時刻は午前8時半。そろそろ授業が始まるが、藍佑(あいすけ)は教室とは反対の方向に歩いていた。教室にいても、なんとなく居心地が悪い。今は、誰かに何かされているわけでもない。
しかし過去を思い出すと、どうしても教室に居るのが苦手だった。
ぽりぽりと首を搔きながらゆったりとした足取りで校舎裏へと歩いていこうとした。
「おや?どこへ行くんだい?教室はあっちだよ!」
ゆっくりと視界を動かすと目の前には、自分より少し背が高く、腰に手を当て通せんぼのように立つ髪の短い男子が居た。
「今から授業だろう?一緒に教室へ行こう!」
キラキラと目を輝かせて藍佑の目の前に近づいてくる。
「...僕、体調悪いから保健室行こうと思って」
「それは大変だ!ボクも一緒についていくよ!」
「あ、いや一人で行けるから」
「油断禁物というだろう!途中で倒れたら誰にも助けてもらえないぞ!」
「大丈夫だから...僕行くね」
藍佑はすっ、と右に避ける。すると、彼も右に避ける。
今度は左に避ける。すると、彼も左に避けた。
藍佑は彼の顔を見る。
「すまないね!偶然君と同じ方向に避けてしまう!」
悪気があるのか無いのかなんてすぐにわかる。
(コイツ、わざとだな)
「...退いてよ。僕通れないんだけど」
「すまない!ボクも避けたいのだが同じ方向になってしまってね!」
「はぁ......そこ動かないでね」
藍佑はそう言って横に避けようとすると、彼は、すっと前にやってきた。
「...そこ動くなって...」
「本当に退いてほしいなら、押し退けてでも行けばいいんじゃないかな?」
藍佑が怒りに任せて言葉を放とうとした時、彼は涼しくそう言った。
先程声をかけられた時と変わらない、その目で。
「......そんなことしたら、怪我するよね。わかるでしょ」
「退いてほしいんだよね?」
何故そうしない?と彼は少しだけ、詰め寄るように言った。
「...だからって押すのは...」
「君には出来ないんだよね」
だって、君は優しい人だから。
「君は優しいから見ず知らずでも、ボクに怪我をさせたくないんだろう?優しいね。君は人の痛みがわかるんだ」
藍佑は音が止まったかのようだった。面食らったってこういうことを言うんだと、そんなことを思ってしまった。
「でも大丈夫、安心してくれ!ボクは押されても動かない!試しに押してみてくれ」
藍佑は急に世界に戻された。押す?
「...押す...?」
「そう!」
おいでと言わんばかりに腰に手を当てて立つ。
恐る恐る肩の辺りを押してみるがびくともしない。両肩を押しても動かない。肩を入れて踏ん張ってみたが動かない。
体全体で押しても一歩も動いてくれなかった。
「...っえ、岩?」
「ははは!ボクはバスケ部に属していてね、体幹を鍛えているんだ!凄いだろう?」
胸に手を当ててドヤ顔をしている彼をちょっとだけムカつく顔だなと思ってしまった。しかし同時に、こんな岩みたいなやつもいるんだなと少し面白いと感じてしまった自分もいた。
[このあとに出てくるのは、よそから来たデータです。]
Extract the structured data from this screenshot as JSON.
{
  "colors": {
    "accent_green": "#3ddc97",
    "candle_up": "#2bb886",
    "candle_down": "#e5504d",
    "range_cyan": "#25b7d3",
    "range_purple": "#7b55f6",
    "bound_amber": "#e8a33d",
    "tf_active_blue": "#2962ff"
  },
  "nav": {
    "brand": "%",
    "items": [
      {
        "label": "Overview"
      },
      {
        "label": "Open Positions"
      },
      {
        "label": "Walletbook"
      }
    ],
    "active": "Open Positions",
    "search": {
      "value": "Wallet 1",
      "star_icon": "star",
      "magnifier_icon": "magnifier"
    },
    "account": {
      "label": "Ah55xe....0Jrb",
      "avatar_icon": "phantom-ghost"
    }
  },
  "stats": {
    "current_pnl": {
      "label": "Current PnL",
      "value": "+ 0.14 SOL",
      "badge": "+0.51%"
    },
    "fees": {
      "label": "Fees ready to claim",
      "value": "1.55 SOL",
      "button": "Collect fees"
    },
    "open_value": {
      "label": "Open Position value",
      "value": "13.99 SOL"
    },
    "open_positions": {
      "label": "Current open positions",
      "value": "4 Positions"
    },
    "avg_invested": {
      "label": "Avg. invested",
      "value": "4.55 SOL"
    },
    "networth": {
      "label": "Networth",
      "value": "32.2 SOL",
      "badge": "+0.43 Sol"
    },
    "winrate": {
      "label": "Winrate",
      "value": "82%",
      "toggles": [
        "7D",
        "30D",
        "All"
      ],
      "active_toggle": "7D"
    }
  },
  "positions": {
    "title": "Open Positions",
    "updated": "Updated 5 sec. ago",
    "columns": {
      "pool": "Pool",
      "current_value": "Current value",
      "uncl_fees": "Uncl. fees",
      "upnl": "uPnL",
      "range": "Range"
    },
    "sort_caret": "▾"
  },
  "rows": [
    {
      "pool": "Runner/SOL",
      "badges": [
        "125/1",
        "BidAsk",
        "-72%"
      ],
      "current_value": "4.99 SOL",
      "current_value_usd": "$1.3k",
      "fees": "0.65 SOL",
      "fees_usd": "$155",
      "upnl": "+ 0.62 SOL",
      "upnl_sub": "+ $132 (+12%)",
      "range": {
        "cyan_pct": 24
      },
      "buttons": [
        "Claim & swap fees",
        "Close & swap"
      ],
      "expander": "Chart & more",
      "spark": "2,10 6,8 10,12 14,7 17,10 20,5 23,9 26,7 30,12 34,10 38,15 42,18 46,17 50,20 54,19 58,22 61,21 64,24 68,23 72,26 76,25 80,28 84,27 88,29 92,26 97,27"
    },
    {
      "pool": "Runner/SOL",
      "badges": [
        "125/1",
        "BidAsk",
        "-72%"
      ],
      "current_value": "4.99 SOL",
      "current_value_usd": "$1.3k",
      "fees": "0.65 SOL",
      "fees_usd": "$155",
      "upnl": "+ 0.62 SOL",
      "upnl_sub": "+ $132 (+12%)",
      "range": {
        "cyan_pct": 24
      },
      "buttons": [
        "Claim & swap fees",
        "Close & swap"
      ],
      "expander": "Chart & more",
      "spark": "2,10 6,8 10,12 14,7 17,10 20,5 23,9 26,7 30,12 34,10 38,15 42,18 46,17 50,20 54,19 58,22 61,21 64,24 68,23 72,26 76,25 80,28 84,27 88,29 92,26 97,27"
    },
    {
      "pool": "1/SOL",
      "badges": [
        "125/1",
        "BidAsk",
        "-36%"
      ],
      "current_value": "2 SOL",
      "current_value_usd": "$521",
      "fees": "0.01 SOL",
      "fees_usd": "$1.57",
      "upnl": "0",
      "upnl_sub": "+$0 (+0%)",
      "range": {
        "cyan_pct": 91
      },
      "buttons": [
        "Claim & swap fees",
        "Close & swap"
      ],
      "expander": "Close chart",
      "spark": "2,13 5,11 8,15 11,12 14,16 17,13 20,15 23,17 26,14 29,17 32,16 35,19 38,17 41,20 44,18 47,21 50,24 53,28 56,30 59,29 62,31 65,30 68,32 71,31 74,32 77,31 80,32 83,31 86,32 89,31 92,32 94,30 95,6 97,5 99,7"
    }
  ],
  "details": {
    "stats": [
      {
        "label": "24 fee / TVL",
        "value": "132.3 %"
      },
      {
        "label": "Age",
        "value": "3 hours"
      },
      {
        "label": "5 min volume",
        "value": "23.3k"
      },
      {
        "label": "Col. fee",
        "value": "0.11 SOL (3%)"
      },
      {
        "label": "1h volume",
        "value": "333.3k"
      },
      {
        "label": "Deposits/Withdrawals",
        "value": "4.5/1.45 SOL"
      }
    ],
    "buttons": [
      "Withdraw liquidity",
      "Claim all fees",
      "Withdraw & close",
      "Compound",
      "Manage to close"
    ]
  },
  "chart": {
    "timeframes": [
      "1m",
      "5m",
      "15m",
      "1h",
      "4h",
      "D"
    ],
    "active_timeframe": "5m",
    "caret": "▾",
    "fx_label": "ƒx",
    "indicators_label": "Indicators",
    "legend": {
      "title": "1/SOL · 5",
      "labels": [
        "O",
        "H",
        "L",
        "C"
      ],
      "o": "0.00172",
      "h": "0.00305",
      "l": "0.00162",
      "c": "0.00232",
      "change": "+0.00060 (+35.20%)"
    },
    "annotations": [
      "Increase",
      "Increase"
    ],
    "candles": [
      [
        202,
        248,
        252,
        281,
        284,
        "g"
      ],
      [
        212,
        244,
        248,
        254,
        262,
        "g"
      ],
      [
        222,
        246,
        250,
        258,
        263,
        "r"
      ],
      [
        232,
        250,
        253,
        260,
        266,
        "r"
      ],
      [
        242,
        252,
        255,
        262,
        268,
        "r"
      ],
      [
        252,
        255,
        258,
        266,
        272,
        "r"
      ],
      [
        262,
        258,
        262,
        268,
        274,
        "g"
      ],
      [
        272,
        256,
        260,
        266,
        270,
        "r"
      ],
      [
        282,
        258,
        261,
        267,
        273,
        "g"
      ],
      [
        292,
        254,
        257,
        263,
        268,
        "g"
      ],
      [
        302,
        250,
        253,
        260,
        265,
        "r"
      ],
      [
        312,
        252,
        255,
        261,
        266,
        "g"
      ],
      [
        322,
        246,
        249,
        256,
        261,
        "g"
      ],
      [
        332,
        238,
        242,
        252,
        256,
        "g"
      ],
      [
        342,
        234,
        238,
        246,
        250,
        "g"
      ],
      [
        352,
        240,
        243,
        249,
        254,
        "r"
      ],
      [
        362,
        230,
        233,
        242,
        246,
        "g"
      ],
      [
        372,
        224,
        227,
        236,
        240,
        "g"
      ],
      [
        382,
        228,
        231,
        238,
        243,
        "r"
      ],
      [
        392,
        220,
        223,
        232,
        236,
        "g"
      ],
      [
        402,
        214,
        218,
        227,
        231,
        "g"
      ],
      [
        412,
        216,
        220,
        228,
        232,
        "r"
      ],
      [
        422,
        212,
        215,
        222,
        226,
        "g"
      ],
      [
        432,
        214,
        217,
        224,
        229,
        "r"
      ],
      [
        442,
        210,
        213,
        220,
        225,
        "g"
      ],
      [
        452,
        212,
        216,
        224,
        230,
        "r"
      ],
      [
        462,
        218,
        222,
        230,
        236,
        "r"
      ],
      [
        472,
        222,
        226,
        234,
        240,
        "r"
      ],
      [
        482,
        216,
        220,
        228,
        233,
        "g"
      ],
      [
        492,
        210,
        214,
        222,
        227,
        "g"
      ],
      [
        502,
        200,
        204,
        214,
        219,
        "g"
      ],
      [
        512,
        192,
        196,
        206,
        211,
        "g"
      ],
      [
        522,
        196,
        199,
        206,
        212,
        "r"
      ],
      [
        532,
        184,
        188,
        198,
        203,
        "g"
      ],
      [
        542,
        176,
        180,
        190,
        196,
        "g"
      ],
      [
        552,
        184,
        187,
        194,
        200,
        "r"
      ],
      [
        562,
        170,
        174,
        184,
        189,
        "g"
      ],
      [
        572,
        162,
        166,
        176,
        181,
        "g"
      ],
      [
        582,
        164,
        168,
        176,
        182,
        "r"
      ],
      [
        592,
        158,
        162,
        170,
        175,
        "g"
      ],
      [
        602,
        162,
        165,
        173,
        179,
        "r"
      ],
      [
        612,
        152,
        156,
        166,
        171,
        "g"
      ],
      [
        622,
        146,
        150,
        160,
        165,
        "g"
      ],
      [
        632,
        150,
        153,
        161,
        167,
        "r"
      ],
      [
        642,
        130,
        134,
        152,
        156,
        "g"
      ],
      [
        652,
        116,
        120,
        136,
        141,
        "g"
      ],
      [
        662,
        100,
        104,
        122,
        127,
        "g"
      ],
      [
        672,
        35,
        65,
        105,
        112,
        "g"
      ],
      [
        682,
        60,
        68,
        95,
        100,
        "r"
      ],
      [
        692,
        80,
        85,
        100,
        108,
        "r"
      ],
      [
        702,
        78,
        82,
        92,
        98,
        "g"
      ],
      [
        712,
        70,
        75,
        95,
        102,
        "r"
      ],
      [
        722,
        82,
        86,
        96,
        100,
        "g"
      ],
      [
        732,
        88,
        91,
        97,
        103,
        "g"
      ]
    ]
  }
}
「さて!これだけボクを押す力があるなら元気だよね!」
パチン、と両手を合わせ、藍佑を見つめる。しまった、と気づいた時にはもう遅く彼の手は藍佑の手をガッチリと掴んでいた。
「教室に戻ろう!これから君と隣で授業を受けられるなんて嬉しいよ!」
「は、隣?え、ちょ、離せって.........力強ッ...!?わ、は、離せってぇぇ...!!」
藍佑は脱出を試みるが彼の力は強く、ずるずると引きずられていく。
「これからよろしくね、藍佑!ボクの名前は山吹(やまぶき)!学級委員長だよ!」
「そんなの知らなくていいよおぉぉ」
しばらくすると学校内で、問題児が学級委員長に片手で引きずられていった話が広まっていった。